Wie bei vielen anderen psychischen Störungen liegt auch hier ein gleitendes Spektrum der Schweregrade vor, das von einem noch als normal angesehenen Ausgangspunkt bis zu schwerst veränderten Formen reicht. Die Definition der Grenze, ab wann eine Störung vorliegt und nicht eine Variante dessen, was noch als normal gelten kann, obliegt der Psychiatrie, die sich hierfür heutzutage meist quantitativer Kriterien bedient. Diese wurden in oft langjährigen Diskussionen zwischen den Experten verschiedener Länder festgelegt und werden auch weiterhin in regelmäßigen Abständen verfeinert und angepasst, um eine möglichst weitreichende Übereinstimmung der verschiedenen Fachkreise zu erreichen, die mit der Behandlung und Begutachtung dieser Störungen zu tun haben.

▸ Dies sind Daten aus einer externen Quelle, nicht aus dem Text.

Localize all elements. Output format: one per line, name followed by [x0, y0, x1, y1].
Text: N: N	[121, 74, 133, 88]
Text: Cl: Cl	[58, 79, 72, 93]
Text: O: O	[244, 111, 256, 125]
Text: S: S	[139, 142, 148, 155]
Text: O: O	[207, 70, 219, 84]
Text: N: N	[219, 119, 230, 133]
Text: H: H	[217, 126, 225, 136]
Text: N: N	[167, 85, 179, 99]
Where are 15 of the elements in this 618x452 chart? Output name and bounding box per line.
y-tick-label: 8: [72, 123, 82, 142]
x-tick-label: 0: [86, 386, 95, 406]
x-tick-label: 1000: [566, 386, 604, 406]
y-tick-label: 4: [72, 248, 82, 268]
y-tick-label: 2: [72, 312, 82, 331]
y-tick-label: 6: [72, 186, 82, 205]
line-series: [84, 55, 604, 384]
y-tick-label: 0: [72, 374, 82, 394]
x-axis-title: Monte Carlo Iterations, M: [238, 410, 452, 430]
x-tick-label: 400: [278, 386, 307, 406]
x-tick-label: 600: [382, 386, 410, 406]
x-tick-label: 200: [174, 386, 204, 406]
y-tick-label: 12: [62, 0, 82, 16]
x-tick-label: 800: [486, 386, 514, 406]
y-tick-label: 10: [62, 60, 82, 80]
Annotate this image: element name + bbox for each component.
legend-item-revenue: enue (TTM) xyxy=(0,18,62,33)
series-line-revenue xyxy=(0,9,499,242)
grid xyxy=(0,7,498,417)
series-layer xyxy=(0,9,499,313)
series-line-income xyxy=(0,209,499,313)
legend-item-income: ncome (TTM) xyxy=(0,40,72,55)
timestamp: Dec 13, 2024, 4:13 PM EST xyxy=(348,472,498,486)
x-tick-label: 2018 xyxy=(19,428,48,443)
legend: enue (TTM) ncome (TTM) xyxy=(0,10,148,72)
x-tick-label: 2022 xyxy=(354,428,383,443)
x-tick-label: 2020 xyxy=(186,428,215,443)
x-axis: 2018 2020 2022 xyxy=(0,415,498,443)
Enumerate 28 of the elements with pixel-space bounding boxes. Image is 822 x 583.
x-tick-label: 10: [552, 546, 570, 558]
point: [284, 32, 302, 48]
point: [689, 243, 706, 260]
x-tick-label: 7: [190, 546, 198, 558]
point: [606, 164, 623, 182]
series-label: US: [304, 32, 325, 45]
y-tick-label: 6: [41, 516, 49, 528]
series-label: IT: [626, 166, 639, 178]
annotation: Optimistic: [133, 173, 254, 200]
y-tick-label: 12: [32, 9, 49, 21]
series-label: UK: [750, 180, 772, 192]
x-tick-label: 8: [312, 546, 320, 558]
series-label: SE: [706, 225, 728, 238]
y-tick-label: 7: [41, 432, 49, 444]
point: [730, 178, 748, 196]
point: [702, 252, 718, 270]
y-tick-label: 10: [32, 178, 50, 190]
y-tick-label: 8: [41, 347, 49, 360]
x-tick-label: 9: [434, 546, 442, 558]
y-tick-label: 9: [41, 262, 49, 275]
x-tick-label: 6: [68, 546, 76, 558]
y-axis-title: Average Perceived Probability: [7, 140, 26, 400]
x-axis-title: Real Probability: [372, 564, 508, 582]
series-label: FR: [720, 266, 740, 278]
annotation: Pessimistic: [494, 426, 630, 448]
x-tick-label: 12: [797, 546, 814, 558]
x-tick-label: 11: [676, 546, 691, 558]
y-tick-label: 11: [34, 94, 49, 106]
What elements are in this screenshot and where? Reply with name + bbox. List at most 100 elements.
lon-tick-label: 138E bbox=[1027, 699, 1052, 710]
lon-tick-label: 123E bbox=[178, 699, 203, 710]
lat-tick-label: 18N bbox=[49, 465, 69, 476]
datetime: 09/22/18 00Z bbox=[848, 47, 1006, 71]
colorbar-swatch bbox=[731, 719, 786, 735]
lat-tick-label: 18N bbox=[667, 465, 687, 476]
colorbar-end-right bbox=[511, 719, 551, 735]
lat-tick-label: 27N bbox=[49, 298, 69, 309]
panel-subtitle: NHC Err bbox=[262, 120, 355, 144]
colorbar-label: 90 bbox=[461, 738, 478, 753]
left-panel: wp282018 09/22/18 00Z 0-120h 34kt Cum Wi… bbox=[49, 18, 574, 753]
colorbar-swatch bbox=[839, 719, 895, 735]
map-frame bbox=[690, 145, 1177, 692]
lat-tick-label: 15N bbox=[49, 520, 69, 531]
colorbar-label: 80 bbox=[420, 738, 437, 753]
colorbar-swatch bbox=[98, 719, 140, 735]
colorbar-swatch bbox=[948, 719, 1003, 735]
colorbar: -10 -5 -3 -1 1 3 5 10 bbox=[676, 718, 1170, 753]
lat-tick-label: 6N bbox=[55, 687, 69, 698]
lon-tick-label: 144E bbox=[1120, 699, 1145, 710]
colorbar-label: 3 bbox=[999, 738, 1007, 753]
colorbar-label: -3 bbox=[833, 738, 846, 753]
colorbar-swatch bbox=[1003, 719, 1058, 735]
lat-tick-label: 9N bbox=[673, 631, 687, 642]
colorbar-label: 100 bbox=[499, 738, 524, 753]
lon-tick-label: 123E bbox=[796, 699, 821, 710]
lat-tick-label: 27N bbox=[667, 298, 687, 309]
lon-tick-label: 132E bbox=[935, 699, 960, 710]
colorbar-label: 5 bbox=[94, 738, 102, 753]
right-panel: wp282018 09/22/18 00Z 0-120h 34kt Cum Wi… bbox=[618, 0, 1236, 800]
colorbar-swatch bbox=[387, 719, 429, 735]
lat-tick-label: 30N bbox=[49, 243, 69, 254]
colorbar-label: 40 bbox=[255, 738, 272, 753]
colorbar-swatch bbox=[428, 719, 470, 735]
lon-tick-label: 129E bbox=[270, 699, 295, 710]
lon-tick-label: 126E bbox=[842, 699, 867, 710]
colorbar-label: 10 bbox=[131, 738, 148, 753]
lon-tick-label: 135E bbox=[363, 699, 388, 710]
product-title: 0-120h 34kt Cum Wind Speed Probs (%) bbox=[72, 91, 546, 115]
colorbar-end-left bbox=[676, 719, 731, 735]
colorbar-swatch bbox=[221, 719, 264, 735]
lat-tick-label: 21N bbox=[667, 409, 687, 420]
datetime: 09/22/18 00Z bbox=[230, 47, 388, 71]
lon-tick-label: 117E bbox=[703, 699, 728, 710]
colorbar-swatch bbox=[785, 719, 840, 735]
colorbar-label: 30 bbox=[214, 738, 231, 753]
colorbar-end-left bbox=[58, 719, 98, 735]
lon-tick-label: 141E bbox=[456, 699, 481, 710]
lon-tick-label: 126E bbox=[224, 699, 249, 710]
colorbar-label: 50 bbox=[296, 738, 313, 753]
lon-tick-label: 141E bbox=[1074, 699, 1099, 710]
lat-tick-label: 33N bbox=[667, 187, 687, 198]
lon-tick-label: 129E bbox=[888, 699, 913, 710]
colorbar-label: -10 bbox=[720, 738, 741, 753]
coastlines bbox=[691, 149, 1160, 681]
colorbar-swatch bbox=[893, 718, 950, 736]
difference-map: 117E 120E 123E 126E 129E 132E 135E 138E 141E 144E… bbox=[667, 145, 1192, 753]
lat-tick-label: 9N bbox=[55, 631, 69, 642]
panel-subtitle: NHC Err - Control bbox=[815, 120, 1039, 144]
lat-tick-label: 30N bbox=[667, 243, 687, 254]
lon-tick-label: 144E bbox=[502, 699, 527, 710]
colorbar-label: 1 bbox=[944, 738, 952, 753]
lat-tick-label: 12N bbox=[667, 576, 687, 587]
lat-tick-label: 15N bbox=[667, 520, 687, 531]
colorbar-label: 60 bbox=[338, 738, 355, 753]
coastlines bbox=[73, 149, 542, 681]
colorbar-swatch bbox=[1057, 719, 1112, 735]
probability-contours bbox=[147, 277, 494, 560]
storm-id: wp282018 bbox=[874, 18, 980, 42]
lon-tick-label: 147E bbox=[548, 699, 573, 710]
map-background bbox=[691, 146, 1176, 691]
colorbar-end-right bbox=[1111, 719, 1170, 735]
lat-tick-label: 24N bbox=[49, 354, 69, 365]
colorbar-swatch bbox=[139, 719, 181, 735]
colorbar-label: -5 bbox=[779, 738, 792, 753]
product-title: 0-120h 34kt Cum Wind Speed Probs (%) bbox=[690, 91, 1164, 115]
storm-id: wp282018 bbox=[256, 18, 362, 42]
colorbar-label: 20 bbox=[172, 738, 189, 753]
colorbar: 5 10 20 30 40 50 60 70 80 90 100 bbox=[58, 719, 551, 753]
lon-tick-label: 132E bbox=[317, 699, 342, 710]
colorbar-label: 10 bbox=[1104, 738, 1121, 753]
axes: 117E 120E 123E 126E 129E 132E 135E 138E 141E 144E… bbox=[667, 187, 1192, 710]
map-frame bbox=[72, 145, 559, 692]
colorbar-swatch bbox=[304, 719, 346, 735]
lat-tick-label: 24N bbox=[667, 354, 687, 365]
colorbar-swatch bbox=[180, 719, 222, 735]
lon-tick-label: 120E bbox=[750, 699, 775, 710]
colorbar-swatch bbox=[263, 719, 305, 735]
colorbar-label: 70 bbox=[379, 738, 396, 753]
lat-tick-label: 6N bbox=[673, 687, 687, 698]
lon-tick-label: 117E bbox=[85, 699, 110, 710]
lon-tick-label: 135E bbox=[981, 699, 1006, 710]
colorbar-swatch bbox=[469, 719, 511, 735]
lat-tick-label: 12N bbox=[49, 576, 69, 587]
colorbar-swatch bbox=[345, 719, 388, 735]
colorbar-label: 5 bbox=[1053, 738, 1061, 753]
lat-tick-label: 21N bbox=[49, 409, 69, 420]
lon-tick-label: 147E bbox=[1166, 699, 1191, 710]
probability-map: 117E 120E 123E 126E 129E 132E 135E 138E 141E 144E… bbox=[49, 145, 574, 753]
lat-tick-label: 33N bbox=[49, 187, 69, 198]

Dies geschieht zum Beispiel im Diagnostic and Statistical Manual of Mental Disorders (DSM; englisch für „diagnostischer und statistischer Leitfaden psychischer Störungen“), das zum ersten Mal 1952 erschienen ist und damals 130 Seiten hatte. Die derzeit noch gültige fünfte Auflage (DSM-5) ist 2013 erschienen und hat 947 Seiten. Wie bereits sein Name besagt, handelt es sich um eine zahlenmäßige (“statistische”) Zusammenstellung von Symptomen zu Gruppen, die ebenfalls quantitativ untereinander abgegrenzt werden. Dabei werden bewusst alle psychopathologischen Erwägungen und Theorien, die nicht von allen Behandeln dieser Welt gleichermaßen geteilt werden, bewusst außen vorbehalten. Dies hat zum einen erlaubt, einen allgemeinen Mindestkonsens über die Symptome der psychischen Auffälligkeiten und Anomalien zu finden und zum anderen eine Grundlage für die pharmazeutische Forschung zu liefern, um Patientengruppen zur Medikamentenerforschung zu bilden. Es soll hier nicht verschwiegen werden, dass die derzeitige fünfte Auflage des Handbuchs auch wegen ihrer Wissenschaftlichkeit und der damit verbundenen pharmazeutischen Interessen kritisiert wurde.
Es werden hier zehn spezifische Persönlichkeitsstörungen aufgelistet: Die paranoide, schizoide, schizotypische, antisoziale, borderline-, histrionische, narzisstische, vermeidende, abhängige und zwanghafte Persönlichkeitsstörung.
Nach den hier festgelegten Kriterien kann man von einer krankhaften narzisstischen Persönlichkeitsstörung sprechen, wenn ein anhaltendes und unflexibles, durchdringendes Muster von maladaptiven Zügen besteht, das mindestens zwei der folgenden Bereiche betrifft:
- Die Kognition (Selbstwahrnehmung und Interpretation von Ereignissen)
- Die Affektivität
- Das zwischenmenschliche Funktionieren
- Die Impulskontrolle
Wir sehen, diese offizielle Definition und Einteilung ist mehr technisch beschreibend und statistisch als nachfühlbar.